Son las dos de la mañana y Carlos está
sentado frente a la casa de Marina, su ex novia. El reloj de la catedral de
Barcelona suena al otro lado del vecindario, justo en el mismo momento en que
él se anima a encender un cigarro
que calme su ansiedad; quiere verla. Se abriga por el frío
que produce la nieve que cae de manera repentina.
Marina, en su casa, al otro lado de la
calle, no se despega de la ventana de su habitación para no perderle de vista.
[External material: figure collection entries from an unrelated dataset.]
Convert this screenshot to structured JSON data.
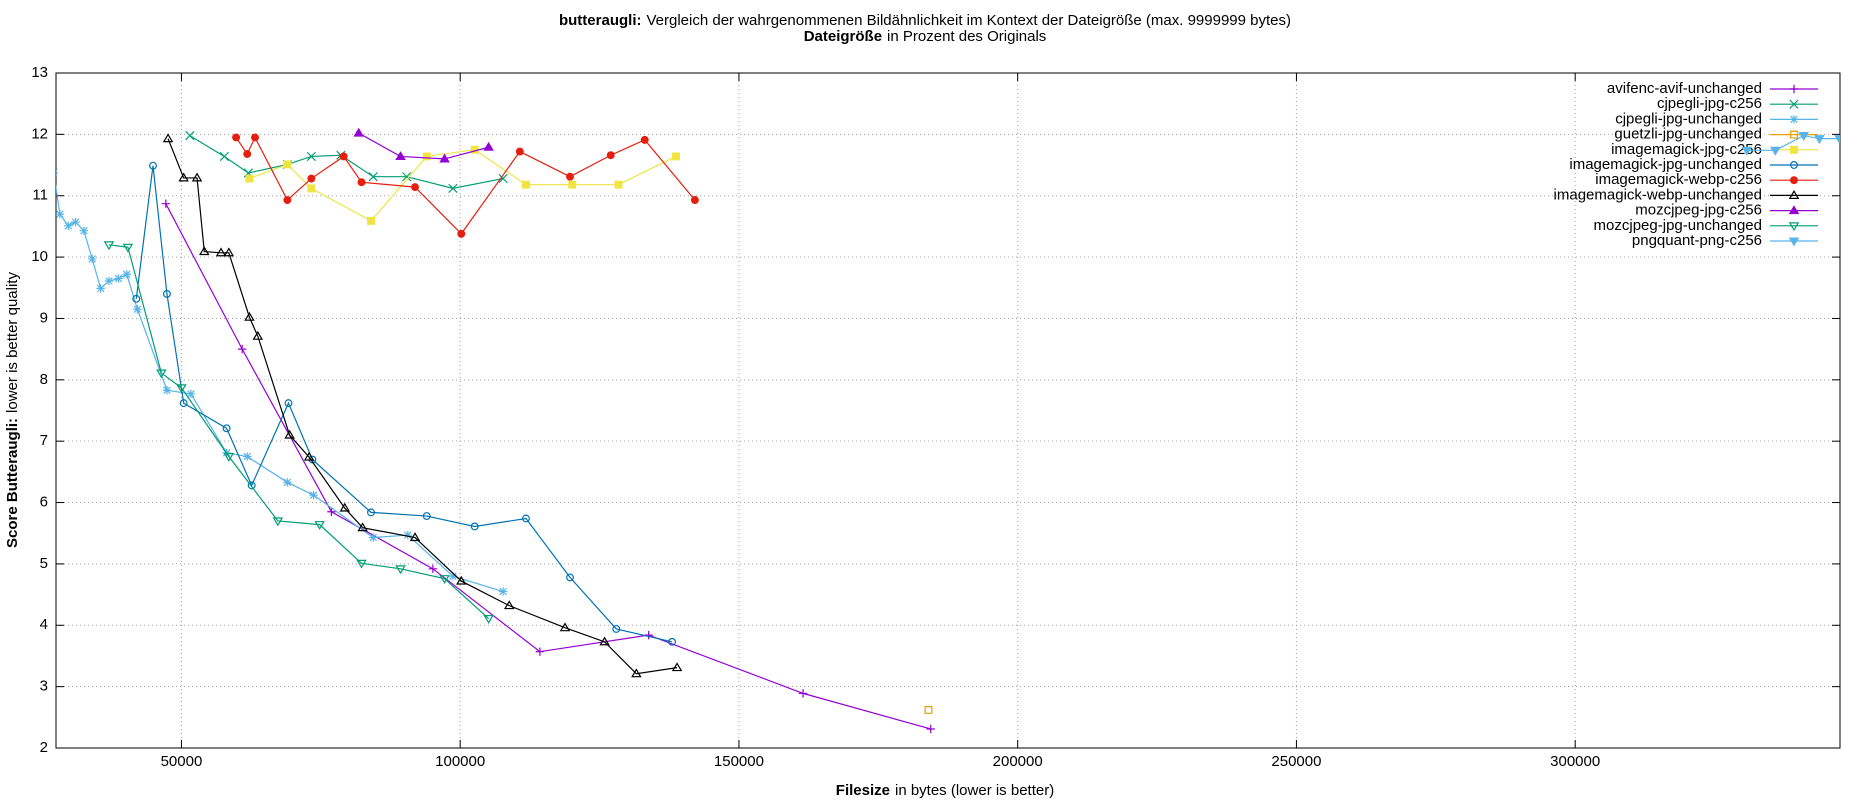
{
  "chart_data": {
    "type": "line",
    "title_bold": "butteraugli:",
    "title_rest": "Vergleich der wahrgenommenen Bildähnlichkeit im Kontext der Dateigröße (max. 9999999 bytes)",
    "subtitle_bold": "Dateigröße",
    "subtitle_rest": "in Prozent des Originals",
    "x_label_bold": "Filesize",
    "x_label_rest": "in bytes (lower is better)",
    "y_label_bold": "Score Butteraugli:",
    "y_label_rest": "lower is better quality",
    "xlim": [
      27500,
      347500
    ],
    "xticks": [
      50000,
      100000,
      150000,
      200000,
      250000,
      300000
    ],
    "ylim": [
      2,
      13
    ],
    "yticks": [
      2,
      3,
      4,
      5,
      6,
      7,
      8,
      9,
      10,
      11,
      12,
      13
    ],
    "grid": true,
    "legend": "top-right",
    "series": [
      {
        "name": "avifenc-avif-unchanged",
        "color": "#9400d3",
        "marker": "plus",
        "x": [
          47200,
          60900,
          76900,
          95100,
          114300,
          133800,
          161500,
          184400
        ],
        "values": [
          10.87,
          8.5,
          5.85,
          4.92,
          3.57,
          3.84,
          2.89,
          2.31
        ]
      },
      {
        "name": "cjpegli-jpg-c256",
        "color": "#009e73",
        "marker": "cross",
        "x": [
          51500,
          57700,
          62000,
          69000,
          73300,
          78600,
          84400,
          90400,
          98700,
          107700
        ],
        "values": [
          11.98,
          11.64,
          11.37,
          11.51,
          11.64,
          11.66,
          11.31,
          11.31,
          11.12,
          11.28
        ]
      },
      {
        "name": "cjpegli-jpg-unchanged",
        "color": "#56b4e9",
        "marker": "star",
        "x": [
          27100,
          28200,
          29700,
          31000,
          32500,
          34000,
          35500,
          37000,
          38700,
          40200,
          42100,
          47400,
          51700,
          58100,
          61800,
          69000,
          73700,
          84400,
          90600,
          98700,
          107700
        ],
        "values": [
          11.37,
          10.7,
          10.51,
          10.57,
          10.43,
          9.97,
          9.49,
          9.61,
          9.65,
          9.72,
          9.15,
          7.83,
          7.77,
          6.81,
          6.75,
          6.33,
          6.12,
          5.43,
          5.47,
          4.8,
          4.55
        ]
      },
      {
        "name": "guetzli-jpg-unchanged",
        "color": "#e69f00",
        "marker": "square",
        "x": [
          184000
        ],
        "values": [
          2.62
        ]
      },
      {
        "name": "imagemagick-jpg-c256",
        "color": "#f0e442",
        "marker": "square-filled",
        "x": [
          62200,
          69000,
          73300,
          84000,
          94000,
          102600,
          111800,
          120100,
          128400,
          138700
        ],
        "values": [
          11.28,
          11.51,
          11.12,
          10.59,
          11.64,
          11.75,
          11.18,
          11.18,
          11.18,
          11.64
        ]
      },
      {
        "name": "imagemagick-jpg-unchanged",
        "color": "#0072b2",
        "marker": "circle",
        "x": [
          41900,
          44900,
          47400,
          50400,
          58100,
          62600,
          69200,
          73500,
          84000,
          94000,
          102600,
          111800,
          119700,
          128000,
          138000
        ],
        "values": [
          9.32,
          11.49,
          9.4,
          7.62,
          7.21,
          6.28,
          7.62,
          6.7,
          5.84,
          5.78,
          5.61,
          5.74,
          4.78,
          3.94,
          3.73
        ]
      },
      {
        "name": "imagemagick-webp-c256",
        "color": "#e51e10",
        "marker": "circle-filled",
        "x": [
          59800,
          61800,
          63200,
          69000,
          73300,
          79100,
          82300,
          91900,
          100200,
          110700,
          119700,
          127000,
          133100,
          142100
        ],
        "values": [
          11.95,
          11.68,
          11.95,
          10.93,
          11.28,
          11.64,
          11.22,
          11.14,
          10.38,
          11.72,
          11.31,
          11.66,
          11.91,
          10.93
        ]
      },
      {
        "name": "imagemagick-webp-unchanged",
        "color": "#000000",
        "marker": "triangle",
        "x": [
          47600,
          50400,
          52800,
          54100,
          57100,
          58500,
          62200,
          63700,
          69400,
          72900,
          79300,
          82500,
          91900,
          100200,
          108800,
          118800,
          125900,
          131600,
          138900
        ],
        "values": [
          11.93,
          11.29,
          11.29,
          10.09,
          10.07,
          10.07,
          9.02,
          8.71,
          7.1,
          6.74,
          5.91,
          5.59,
          5.43,
          4.72,
          4.32,
          3.96,
          3.73,
          3.21,
          3.31
        ]
      },
      {
        "name": "mozcjpeg-jpg-c256",
        "color": "#9400d3",
        "marker": "triangle-filled",
        "x": [
          81800,
          89300,
          97200,
          105100
        ],
        "values": [
          12.02,
          11.64,
          11.6,
          11.79
        ]
      },
      {
        "name": "mozcjpeg-jpg-unchanged",
        "color": "#009e73",
        "marker": "invtriangle",
        "x": [
          37000,
          40400,
          46400,
          50000,
          58500,
          67300,
          74800,
          82300,
          89300,
          97200,
          105100
        ],
        "values": [
          10.2,
          10.16,
          8.11,
          7.87,
          6.75,
          5.7,
          5.64,
          5.01,
          4.92,
          4.76,
          4.11
        ]
      },
      {
        "name": "pngquant-png-c256",
        "color": "#56b4e9",
        "marker": "invtriangle-filled",
        "x": [
          330800,
          335900,
          341000,
          343800,
          347400
        ],
        "values": [
          11.74,
          11.74,
          11.98,
          11.93,
          11.93
        ]
      }
    ]
  }
}
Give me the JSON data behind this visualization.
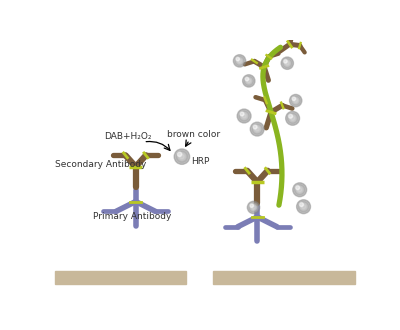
{
  "bg_color": "#ffffff",
  "ab_color": "#7a5c3a",
  "primary_color": "#7B7DB5",
  "linker_color": "#b8c822",
  "polymer_color": "#8ab520",
  "hrp_color": "#999999",
  "surface_color": "#c8b89a",
  "text_color": "#333333",
  "label_secondary": "Secondary Antibody",
  "label_primary": "Primary Antibody",
  "label_dab": "DAB+H₂O₂",
  "label_hrp": "HRP",
  "label_brown": "brown color"
}
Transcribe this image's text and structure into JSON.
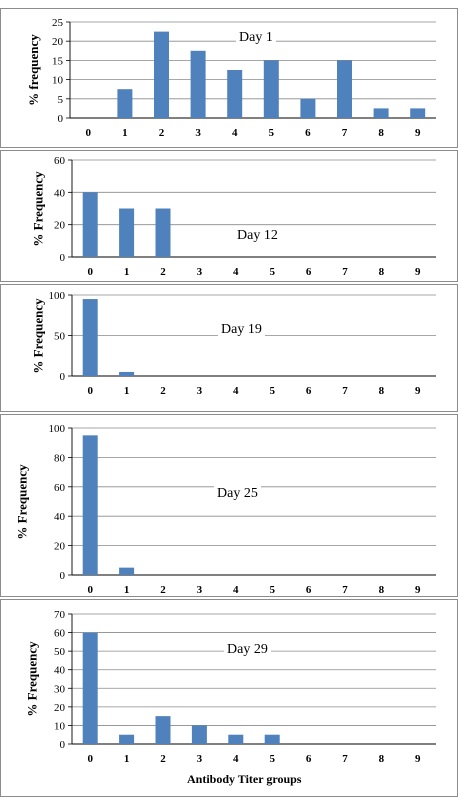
{
  "chart_data": [
    {
      "type": "bar",
      "title": "Day 1",
      "ylabel": "% frequency",
      "xlabel": "",
      "categories": [
        "0",
        "1",
        "2",
        "3",
        "4",
        "5",
        "6",
        "7",
        "8",
        "9"
      ],
      "values": [
        0,
        7.5,
        22.5,
        17.5,
        12.5,
        15,
        5,
        15,
        2.5,
        2.5
      ],
      "ylim": [
        0,
        25
      ],
      "yticks": [
        0,
        5,
        10,
        15,
        20,
        25
      ],
      "grid": true,
      "color": "#4f81bd"
    },
    {
      "type": "bar",
      "title": "Day 12",
      "ylabel": "% Frequency",
      "xlabel": "",
      "categories": [
        "0",
        "1",
        "2",
        "3",
        "4",
        "5",
        "6",
        "7",
        "8",
        "9"
      ],
      "values": [
        40,
        30,
        30,
        0,
        0,
        0,
        0,
        0,
        0,
        0
      ],
      "ylim": [
        0,
        60
      ],
      "yticks": [
        0,
        20,
        40,
        60
      ],
      "grid": true,
      "color": "#4f81bd"
    },
    {
      "type": "bar",
      "title": "Day 19",
      "ylabel": "% Frequency",
      "xlabel": "",
      "categories": [
        "0",
        "1",
        "2",
        "3",
        "4",
        "5",
        "6",
        "7",
        "8",
        "9"
      ],
      "values": [
        95,
        5,
        0,
        0,
        0,
        0,
        0,
        0,
        0,
        0
      ],
      "ylim": [
        0,
        100
      ],
      "yticks": [
        0,
        50,
        100
      ],
      "grid": true,
      "color": "#4f81bd"
    },
    {
      "type": "bar",
      "title": "Day 25",
      "ylabel": "% Frequency",
      "xlabel": "",
      "categories": [
        "0",
        "1",
        "2",
        "3",
        "4",
        "5",
        "6",
        "7",
        "8",
        "9"
      ],
      "values": [
        95,
        5,
        0,
        0,
        0,
        0,
        0,
        0,
        0,
        0
      ],
      "ylim": [
        0,
        100
      ],
      "yticks": [
        0,
        20,
        40,
        60,
        80,
        100
      ],
      "grid": true,
      "color": "#4f81bd"
    },
    {
      "type": "bar",
      "title": "Day 29",
      "ylabel": "% Frequency",
      "xlabel": "Antibody Titer groups",
      "categories": [
        "0",
        "1",
        "2",
        "3",
        "4",
        "5",
        "6",
        "7",
        "8",
        "9"
      ],
      "values": [
        60,
        5,
        15,
        10,
        5,
        5,
        0,
        0,
        0,
        0
      ],
      "ylim": [
        0,
        70
      ],
      "yticks": [
        0,
        10,
        20,
        30,
        40,
        50,
        60,
        70
      ],
      "grid": true,
      "color": "#4f81bd"
    }
  ]
}
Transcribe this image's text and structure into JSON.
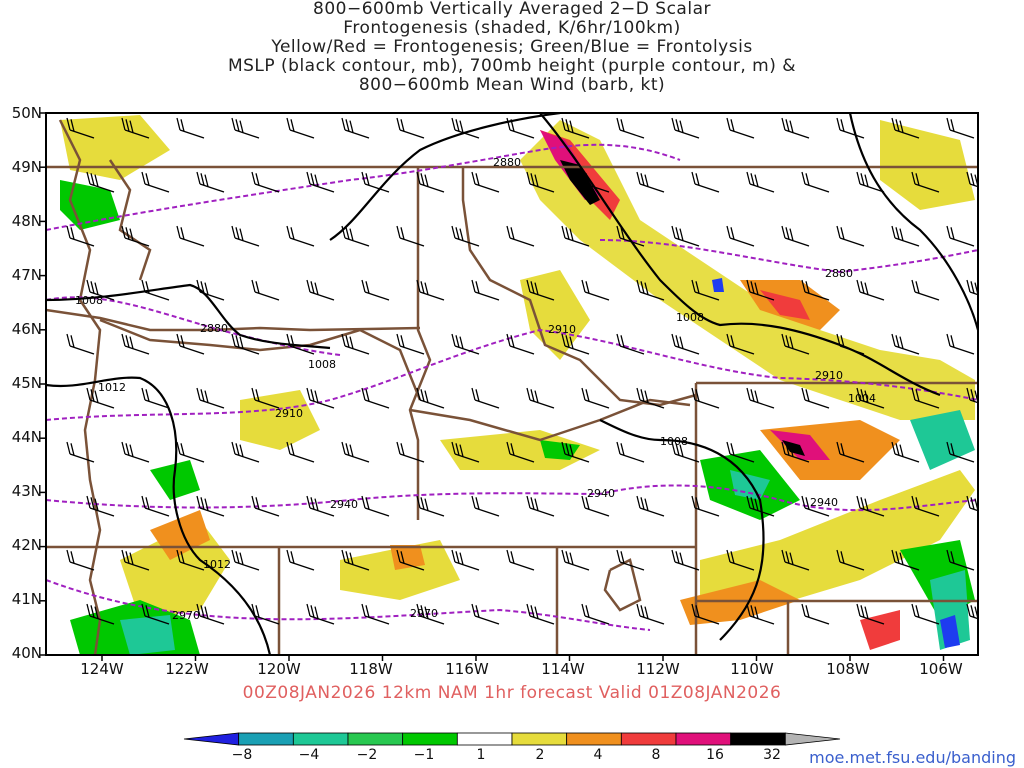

No sabe qué hacer ni qué decirle, le incomoda la presencia de su amado, vagando
como un indigente, en aquellas horas de la madrugada. Le incomodan tantas cosas
de él, cosas a las que se había acostumbrado y que ahora no recuerda. Pensar en
Carlos le genera un vacío emocional, eso lo sabe. Lo quiere tanto como lo odia,
tiene motivos para perderlo de nuevo y esta vez de una manera definitiva.
El
tercer asalto había sido tan complicado, tan lleno de gritos e insultos, y era
común que ambos pensaran que si se encontraban por última vez sería una batalla
campal, bañada en lágrimas.
Del otro lado de la casa, Carlos, sin
las mismas esperanzas con las que llegó, sigue esperando una señal de Marina. Desde que su
relación con ella terminó, pensó que el amor había muerto y que las
posibilidades de regresar se habían minimizado, pero nunca perdió la esperanza
y por eso continuaba en pie. Iba preparado para dar su última petición y no
molestarla más. El lugar convenido para el fin, no le era extraño, se trataba
del sitio donde ambos solían gritar.
Llevaba en su mochila, medio rota, un gran frasco de cloroformo y un pañuelo, que
usaría en sí mismo, para morir lentamente a causa del rechazo de la mujer que
amaba.
En una guerra con su ego, Marina decide
bajar a toda prisa las escaleras cuando visualiza que Carlos está retrocediendo
en su camino. No finge más un orgullo agraciado, ella misma no sabe lo que quiere.
Sólo puede concebir el impulso que la obliga a correr tras él.
Cuando ella logra alcanzarlo, sus ojos
no son capaces de interconectarse con
los de Carlos, su flequillo logra taparlos muy bien, acaricia sus manos e
intenta explicarle algo confuso:
-Carlos, tenemos que hablar- dice
Marina con la voz entrecortada y el aliento a medio salir.
-Lo sé- le responde, una sonrisa se
dibuja en su rostro al verla
- ya sé qué quieres decirme; sé que ya
no me amas, sé que debo resignarme y buscar otro camino lejos de aquí; pero no
puedo dejar de pensar en ti porque has sido lo único que me ha mantenido de pie
desde que te conocí.
Antes de que Marina hablara, Carlos
alejaba sus manos de ella para continuar el camino, ella queda sola en la calle.
-¡te amo!-gritó Marina a mitad del
camino, Carlos se detiene.
-pero no quiero estar contigo, quiero
estar como estoy ahora.
Marina regresa a su casa, dejando a
Carlos en medio de la intemperie. Él estaba dispuesto a acabar con el amor que
sentía por ella, pero comprendía que no quería a nadie más. Así que descarga su
maleta, saca el cloroformo y el pañuelo,
y vierte una gran cantidad del veneno en el trapo. Cuando se lleva la mano al
rostro, el efecto causado por el narcótico le ocasiona un mareo ligero, que termina
con una visión a oscuras
Son ya las tres de la mañana y las
calles de Barcelona se encuentran muy solas. La nieve cubre la ciudad y el frío
pone a tiritar las almas vagas de la noche. Donde antes solía gritar con su amada, se bañó con el
resplandor del suelo blanco, hasta la catedral que sonaba al indicar la hora.